Pongamos que te ha tocado la sota de espadas: estás sola en la cama, durmiendo a pierna suelta. El ocho de bastos: un atestado vagón de metro. Así leída, la baraja es una máquina de generar 13 x 4 = 52 situaciones, todas diferentes. ¿Y qué hacemos con ellas? Obviamente, jugar a componer algo, en solitario o mejor en grupo, porque ya no tenemos que inventar nada, sino improvisar sobre la situación propuesta por el azar. Barajar las cartas y repartir una a cada participante. 15 minutos para escribir una estrofa de tres versos. Si cuentas algo personal nadie se va a dar cuenta, así que no hay presión. A continuación viene lo bueno: cada uno pasa su estrofa al compañero de al lado, quien tendrá otros 15 minutos para leerlo en silencio y escribir otra estrofa de dos versos que de alguna manera sutil enlace, complete, responda o transforme la estrofa que le han pasado, pero manteniendo algún elemento de la que escribió inicialmente.

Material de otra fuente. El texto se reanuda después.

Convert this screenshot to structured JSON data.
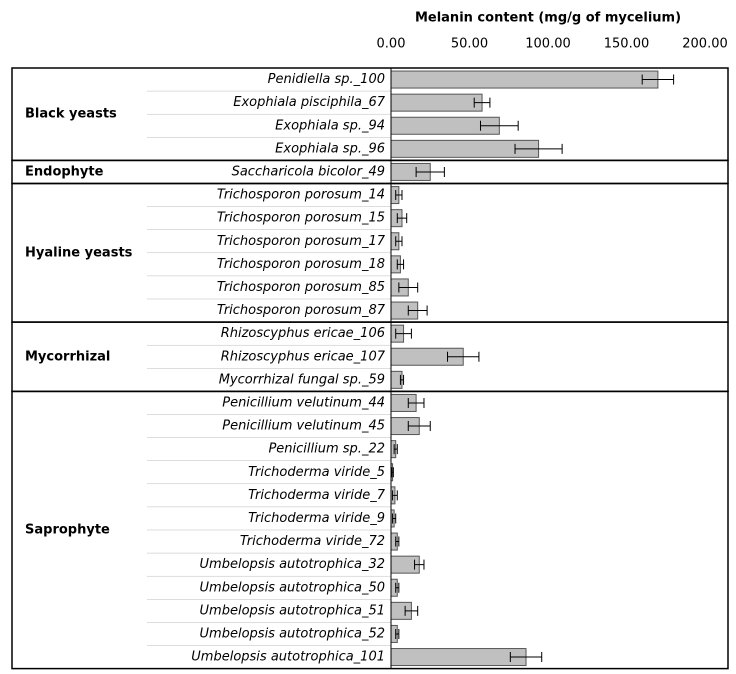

Llega entonces el momento de servir algo reconfortante --estamos en diciembre-- y hacer una ronda de lectura en voz alta para compartir comentarios e impresiones.

Y si alguien pregunta cuántas situaciones nuevas pueden generarse al combinar dos cartas, siempre podemos pasar de la poesía japonesa a las mates de BUP. Primero pensé en las variaciones, pero luego me lié mirando fórmulas y pensé en combinaciones de 52 elementos tomados de 2 en 2 sin repetición. Demasiado complicado para ser verdad. Menos mal que Marta me recordó que en este juego el orden de los factores sí altera el producto (no es el mismo poema el que va de la situación A a la B que el que hace el recorrido inverso) y me dió la fórmula de las variaciones, con el factorial luciendo signo de exclamación:

V(n,k) =  n! / (n-k)!
V(52,2) = 52! / 50! = 52 x 51 = 2652



Esta entrada participa en la VIII Edición del Carnaval de Humanidades, cuyo blog anfitrión es ::ZTFNews.